My view is that these two references are different in substance than electoral reform. One was on the Senate, one was on the appointment of Supreme Court justices. The nature of reforms contemplated in the Senate reform reference for example would fundamentally alter its function. They were talking about electing senators, for example. Unless the electoral system proposed changes to the structure of government that the Constitution seeks to implement, in other words changes to the purpose, role, or function of the House, then it should not be deemed constitutional.
But if I'm wrong, and electoral reform is found to be constitutional, then how would we go about amending the Constitution? There are two ways. One is Parliament proceeds unilaterally using its exclusive jurisdiction under section 44 of the Constitution, or you go to the general amending formula, which includes the provinces. You've heard from experts, I know, who would say if you went to the 7/50 formula that would be the death knell for reform. The question you would need to ask, of course, is whether or not the nature of the reform you were proposing engaged the provinces' interests in such a way or changed the nature of the House in such a way that the provinces needed to weigh in.
The argument has been made that moving to a proportional system such as MMP would engage provincial interests to the extent that the general amending formula would be needed. Again, that would need to be determined, probably, if there were a question, by going to the Supreme Court of Canada. As views about whether and to what extent electoral reform engages the Constitution, a reference to the Supreme Court on this issue may be wise, especially if a proposed electoral system will change electoral boundaries.
Clearly, legal opinions on this subject need to be sought. A reference would provide certainty and would prevent constitutional challenges to processes, procedures, and legislation that would potentially take years to resolve in the courts. It would also provide legal legitimacy for the electoral system that is chosen.
I am suggesting that the time it takes to go to reference might be shorter than the time it will take to have challenges brought to the courts after the fact if no reference is sought.
This is a safe option but one that would significantly extend the time needed for the electoral reform process. I'll leave it at that.

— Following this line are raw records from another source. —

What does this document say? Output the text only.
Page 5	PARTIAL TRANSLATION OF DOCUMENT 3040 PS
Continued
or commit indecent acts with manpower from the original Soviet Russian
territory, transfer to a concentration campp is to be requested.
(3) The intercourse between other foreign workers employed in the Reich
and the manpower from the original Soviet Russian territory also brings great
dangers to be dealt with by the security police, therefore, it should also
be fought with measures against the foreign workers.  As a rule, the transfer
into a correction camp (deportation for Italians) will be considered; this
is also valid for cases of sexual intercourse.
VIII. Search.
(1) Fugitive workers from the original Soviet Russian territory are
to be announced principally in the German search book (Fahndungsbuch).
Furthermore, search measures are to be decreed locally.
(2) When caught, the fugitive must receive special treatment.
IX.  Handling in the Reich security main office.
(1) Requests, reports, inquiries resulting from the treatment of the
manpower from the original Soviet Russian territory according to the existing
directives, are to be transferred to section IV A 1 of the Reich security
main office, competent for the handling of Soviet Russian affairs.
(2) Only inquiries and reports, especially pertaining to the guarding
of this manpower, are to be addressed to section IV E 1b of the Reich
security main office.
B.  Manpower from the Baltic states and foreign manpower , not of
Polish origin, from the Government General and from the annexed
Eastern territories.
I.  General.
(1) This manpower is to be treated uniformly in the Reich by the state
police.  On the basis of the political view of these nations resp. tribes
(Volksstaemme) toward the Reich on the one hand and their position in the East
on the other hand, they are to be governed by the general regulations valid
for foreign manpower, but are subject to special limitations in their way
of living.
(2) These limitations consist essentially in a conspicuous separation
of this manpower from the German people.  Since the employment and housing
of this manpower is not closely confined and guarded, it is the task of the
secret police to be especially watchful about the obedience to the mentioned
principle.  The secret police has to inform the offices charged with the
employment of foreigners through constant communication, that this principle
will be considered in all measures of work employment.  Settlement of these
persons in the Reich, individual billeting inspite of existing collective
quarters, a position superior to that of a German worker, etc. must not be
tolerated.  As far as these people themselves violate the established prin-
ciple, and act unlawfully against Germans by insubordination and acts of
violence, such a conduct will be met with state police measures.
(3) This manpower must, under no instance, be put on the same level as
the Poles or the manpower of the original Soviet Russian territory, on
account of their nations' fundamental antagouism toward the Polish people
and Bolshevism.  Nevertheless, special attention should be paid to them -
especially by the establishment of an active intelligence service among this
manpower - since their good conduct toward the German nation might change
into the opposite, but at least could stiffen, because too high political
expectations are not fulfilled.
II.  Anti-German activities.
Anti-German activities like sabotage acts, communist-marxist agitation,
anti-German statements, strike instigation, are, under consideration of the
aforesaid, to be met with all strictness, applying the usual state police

As for a referendum, I'll just quickly say that there is no legal requirement for a referendum. It should be avoided if at all possible; that is, if processes can be put in place to ensure the political legitimacy of reforms, then avoid the referendum if possible.
My friend's suggestion of a referendum after a try-out period is one I had not heard, and it might be one that should be considered.
Barring a process or processes that can achieve the level of political legitimacy of a referendum, one should be held with the following caveats: of course—and you've heard this from others—a referendum should be carefully strategized; the question asked to the electorate should be clear and unambiguous; educating the public should be done in a non-partisan and objective manner; use of appropriate social media, television, and print media to provide neutral, accurate, accessible information to the electorate about proposed changes is essential; and information needs to be presented in multiple formats and in clear, understandable fashion.
Planning for and executing a referendum will take time. It is a process that should engender pride in Canadians and trust in their government. It cannot and should not be rushed to meet an arbitrary deadline such as the next election.